Vino. Il 17 marzo 1986 scoppiava il caso del metanolo

ROMA – Il 17 marzo del 1986 l’Italia veniva sconvolta da un grande scandalo nazionale del settore agroalimentare, quello del metanolo che provocò 23 vittime con decine di persone con lesioni gravi a causa delle intossicazioni causate dalla pratica di “dopare” il vino, col metanolo, un alcool naturale che, aumentato dolosamente, provoca danni permanenti, portando anche alla morte.

Lo ricorda la Coldiretti nel sottolineare che da allora si è verificata una vera rivoluzione nel mondo del vino che ha conquistato posizioni di leadership a livello mondiale puntando sulla qualità legata al territorio, anziché sulla quantità a basso prezzo.

La produzione di vino italiano negli ultimi trent’anni è scesa del 38%, passando da 76,8 a 47,4 milioni di ettolitri che hanno però permesso la conquista del primato mondiale davanti ai cugini francesi mentre l’export è cresciuto quasi sette volte, da 800 milioni a 5,4 miliardi ed il fatturato è passato da 2,5 miliardi di euro a 9,1 miliardi, secondo una analisi Coldiretti/Symbola. Il risultato – sottolinea la Coldiretti – è anche che il calo della produzione è stato accompagnato da una crescente attenzione alla qualità con il primato dell’Italia in Europa per numero di vini con indicazione geografica (73 DOCG, 332 DOC e 118 IGT). Se nell’1986 la quota di vini DOC e DOCG era pari al 10% della produzione, oggi è pari al 35%, e se si considerano anche i vini IGT, categoria nata dopo l’86, si arriva al 66%, in altre parole i 2/3 delle bottiglie.

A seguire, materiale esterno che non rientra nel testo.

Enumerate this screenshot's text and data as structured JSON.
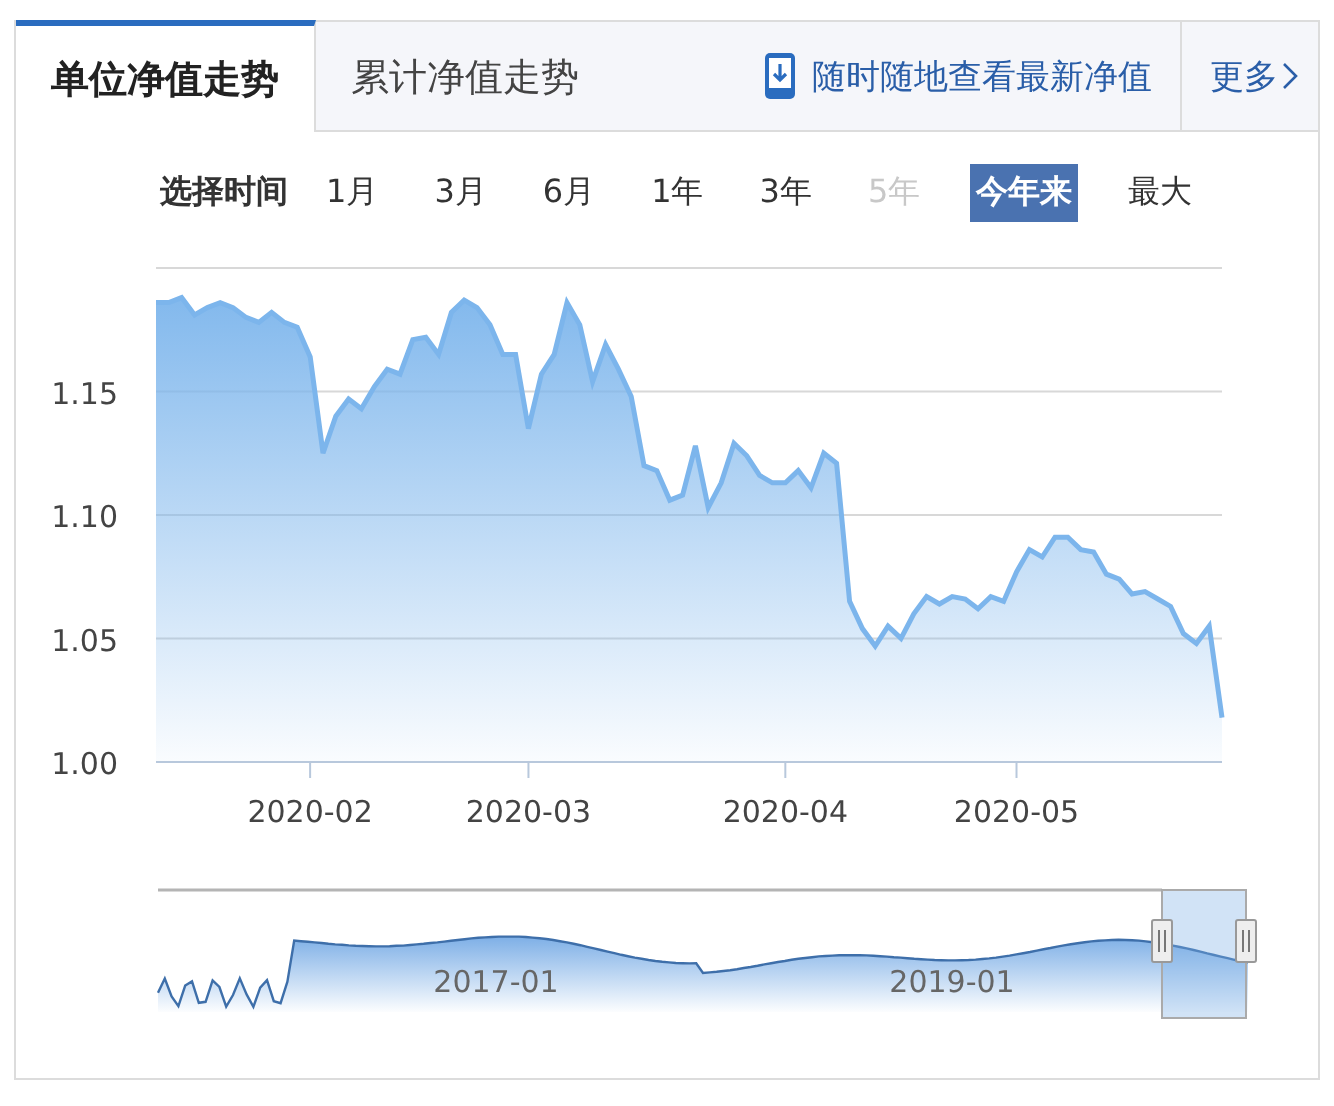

Oggi nel mondo – precisa la Coldiretti – 1 bottiglia di vino esportata su 5 è fatta in Italia che si classifica come il maggior esportatore mondiale. “Quello che è accaduto per il vino italiano rappresenta una straordinaria metafora del passaggio in corso in tutto il sistema produttivo agroalimentare italiano, da un’economia basata sulla quantità ad un’economia che punta invece su qualità e valore”, afferma il presidente della Coldiretti Roberto Moncalvo nel sottolineare che “è altamente simbolico che i luoghi in cui nacque lo scandalo del metanolo producano oggi vini straordinari e i loro paesaggi sono stati inseriti nei siti Unesco. Anche se molto resta da fare il mondo del vino e dell’agroalimentare Made in Italy – precisa Moncalvo – hanno saputo infatti risollevarsi: scommettendo sulla sua identità, sui legami col territorio, sulle certificazioni d’origine”.

Allo scandalo del vino al metanolo si deve una vera svolta nelle attività di controllo con la conquista da parte dell’Italia della leadership nella qualità e nella sicurezza alimentare. Sono oltre centomila i controlli effettuati dalle forze dell’ordine nel 2015 dal campo allo scaffale a seguito di una attività quotidiana e capillare tra il Comando Carabinieri per la Tutela della Salute (Nas), Nuclei Antifrodi Carabinieri (NAC) del Ministero delle Politiche Agricole e Alimentari, lo SCICO-GDF, il Corpo Forestale ora confluito nel Comando Unità per la tutela forestale, ambientale e agroalimentare dell’Arma e l’Ispettorato centrale della tutela della qualità e della repressione frodi dei prodotti agroalimentari, ora oggi ICQRF, che è stato istituito proprio a  seguito dello scandalo del metanolo.

Vennero infatti subito assunti una serie di provvedimenti d’urgenza destinati a rendere più efficace l’azione di prevenzione e repressione delle sofisticazioni alimentari. Tra i quali il D.L. 18 giugno 1986 n. 282 recante Misure urgenti in materia di prevenzione e repressione delle sofisticazioni alimentari convertito con modificazioni nella legge 7 agosto 1986 n.462 (tuttora vigente) con la quale si istituisce l’anagrafe vitivinicola su base regionale destinata a raccogliere per ciascuna delle imprese che producono, detengono, elaborano e commercializzano uve, mosti, mosti concentrati, vini, vermouth, vini aromatizzati e prodotti derivati, i dati relativi alle rispettive attività. Sono potenziati, inoltre – conclude la Coldiretti – i servizi di controllo aumentando gli organici dei NAS, gli uffici periferici delle dogane e si istituisce presso l’allora Ministero dell’agricoltura e delle foreste, l’Ispettorato Centrale Repressione Frodi (oggi ICQRF) articolato in uffici interregionali, regionali e interprovinciali.